Middeleeuwen onderscheid tusschen een verloving voor het tegenwoordige (de praesenti) en voor het toekomstige (de futuro) d.i. tusschen een onvoorwaardelijke en volstrekt bindende, en een voorwaardelijke of breekbare, bijv.: ik neem u tot mijn vrouw als gij wachten wilt, totdat ik mijn studie volbracht en een goede positie gekregen heb. Maar de synode van Dordrecht, 1578, bepaalde in art. 78, dat de verloving alleen „per verba de presenti” d.i. met beloften voor het tegenwoordige, dus zonder conditie of voorwaarde, mocht plaats hebben. Van een voorwaardelijke verloving wilde zij niet weten. Ook z.g.n. „geheime beloften”, die niet in tegenwoordigheid van twee of drie getuigen (familie, vrienden) gegeven werden, waren niet geldig. Alleen de onvoorwaardelijke verloving was geldig. Die mocht dan ook niet gebroken worden, want daarin lag het beginsel des huwelijks.

Voorts de burgerlijke huwelijksvoltrekking. Bij Rome was het huwelijk een sacrament en dus een kerkelijke zaak. De Roomsche overheid bemoeide er zich niet mee. En wel bleef het na de reformatie gewoonte, dat de publieke huwelijkssluiting door de predikanten geschiedde, maar toch oordeelden de kerken, dat het huwelijk als zoodanig tot het terrein der gemeene gratie, en de burgerlijke voltrekking dus tot de taak der overheid behoorde. De synode van Embden, 1571, sprak reeds uit, dat het huwelijk „ten deele kerkelijk” en „ten deele politiek” is. Inzake echtscheiding, verboden graden van bloedverwantschap enz., wilden de kerken wel adviseeren, maar moest de overheid beslissen. Die quaesties lagen op haar terrein. Daarom drongen de kerken telkens bij haar aan om een „generale huwelijksordinantie.” Maar zij wilde zich „in geene manieren met de zaken aangaande den huwelijken staat bemoeien.” De overheid liet de huwelijkssluiting schier geheel aan de kerken over. Zelfs ook van personen, die geen van beiden tot de kerk behoorden, als ongedoopten en geëxcommuniceerden. Daarom bepaalde de synode van Dordrecht, 1618-’19, dat zulke huwelijken „met den publieken en solemneelen zegen in de kerk” niet mochten bevestigd worden. De predikanten mochten die huwelijken wel sluiten, maar niet kerkelijk bevestigen. Alleen het huwelijk van Joden enz. werd sinds het einde der 16e eeuw door den Regeeringscommissaris voor de huwelijkszaken voltrokken. Zoo bleef tijdens de Republiek de huwelijkssluiting aan de kerk. Eerst na de Fransche revolutie van 1789 trok de overheid de huwelijkssluiting aan zich. In Frankrijk zelf sinds 1792 en in Nederland

|306|

sinds 1848. Nu gaat de burgerlijke huwelijksvoltrekking voorop en is de kerkelijke bevestiging daarvan afhankelijk. De wet bepaalde nu, dat geen huwelijk kerkelijk mag worden ingezegend, voordat de partijen het bewijs der burgerlijke huwelijkssluiting hebben getoond. Dit bewijs moest zelfs worden betaald. Maar dit is nu veranderd. Thans is het gratis te krijgen. Predikant of pastoor, die deze bepaling overtreedt, wordt bedreigd met een geldboete tot f 300 en, bij herhaling, met een gevangenisstraf van twee maanden.

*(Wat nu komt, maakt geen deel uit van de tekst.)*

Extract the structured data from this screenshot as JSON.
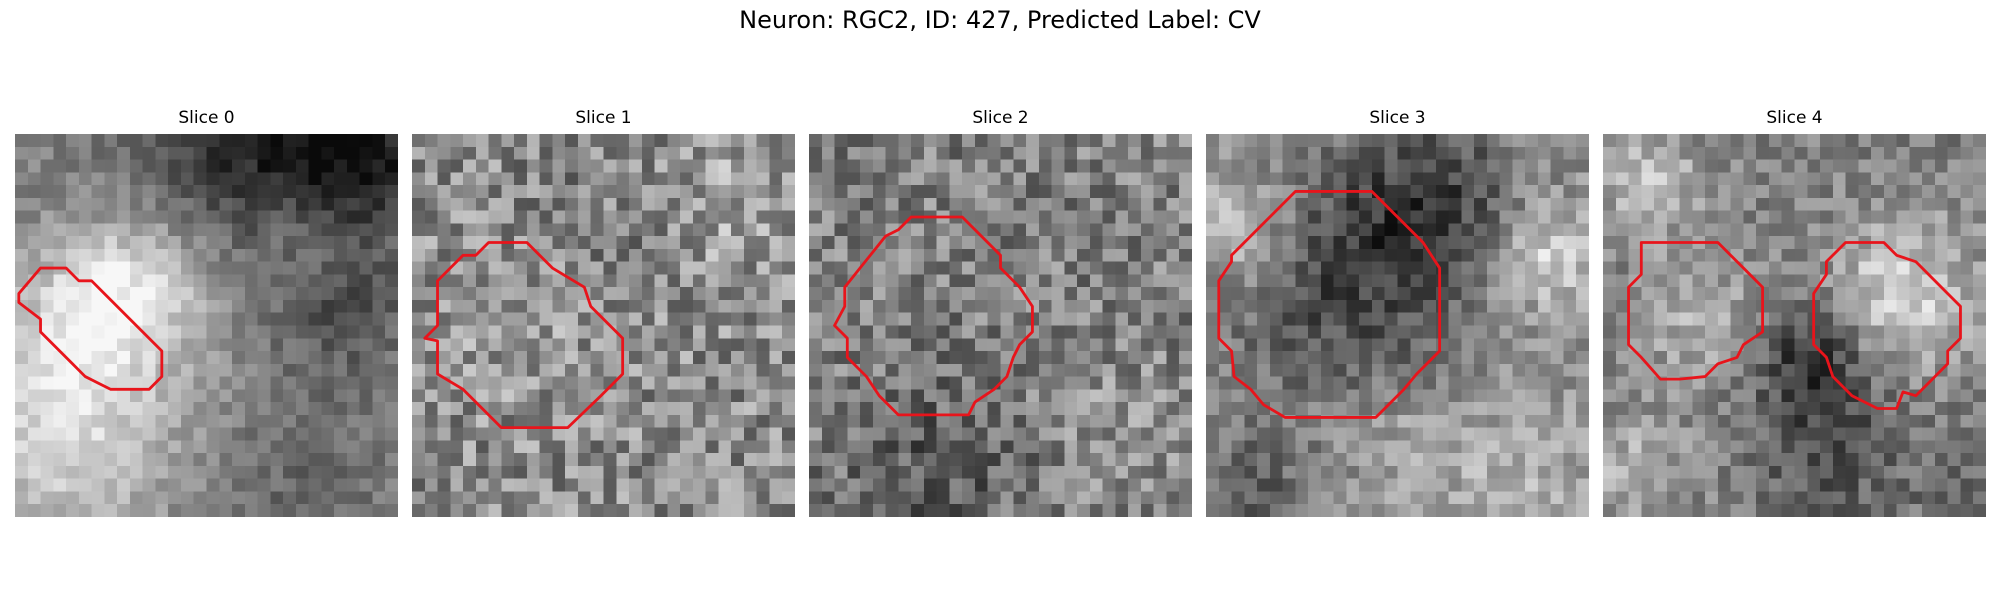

Eindelijk de kerkelijke huwelijksbevestiging. In de oude redactie van 1586 stond, dat de kerken zouden blijven bij de geldende gebruiken, totdat de overheid een generale huwelijksordinantie zou verordenen. Maar de synode van Utrecht, 1905, heeft een nieuwe redactie in plaats der oude gesteld, waarin zij uitspreekt, dat ook, nadat de overheid de burgerlijke huwelijkssluiting overal aan zich getrokken heeft, de kerkelijke bevestiging evenwel behoort te geschieden. Het huwelijk ontstaat wel niet door de kerkelijke bevestiging. Maar toch heeft deze een eigen beteekenis. Zij is de officieele sanctie van dit huwelijk voor het terrein van genadeverbond en kerk; en 2e het af bidden van Gods zegen over hetzelve.

2. De wijze der kerkelijke huwelijksbevestiging: „volgens het Formulier daarvan zijnde,” Dit formulier is reeds in 1566 ontstaan. Vóor dien tijd was de manier der huwelijksbevestiging vrij. Elke kerkeraad deed het op eigen manier. Maar Petrus Datheen bezorgde den kerken reeds in 1566 een liturgie, waarin ook dit formulier voorkwam. Het is bijna letterlijk uit de liturgie van den Paltz en (voor een klein deel) uit die van a Lasco overgenomen. Dit formulier beantwoordt echter niet zuiver aan den huidigen toestand. Eenerzijds moet er uit weg wat aan de vroegere periode herinnert, toen de overheid de huwelijkssluiting geheel aan de kerk overliet. En anderzijds moet de beteekenis der kerkelijke huwelijksbevestiging beter tot uitdrukking komen. De synode van Leeuwarden, 1920, heeft dan ook een commissie van vijf personen benoemd, aan wie zij opdroeg „in het bijzonder de aandacht te schenken aan een revisie van het huwelijksformulier.”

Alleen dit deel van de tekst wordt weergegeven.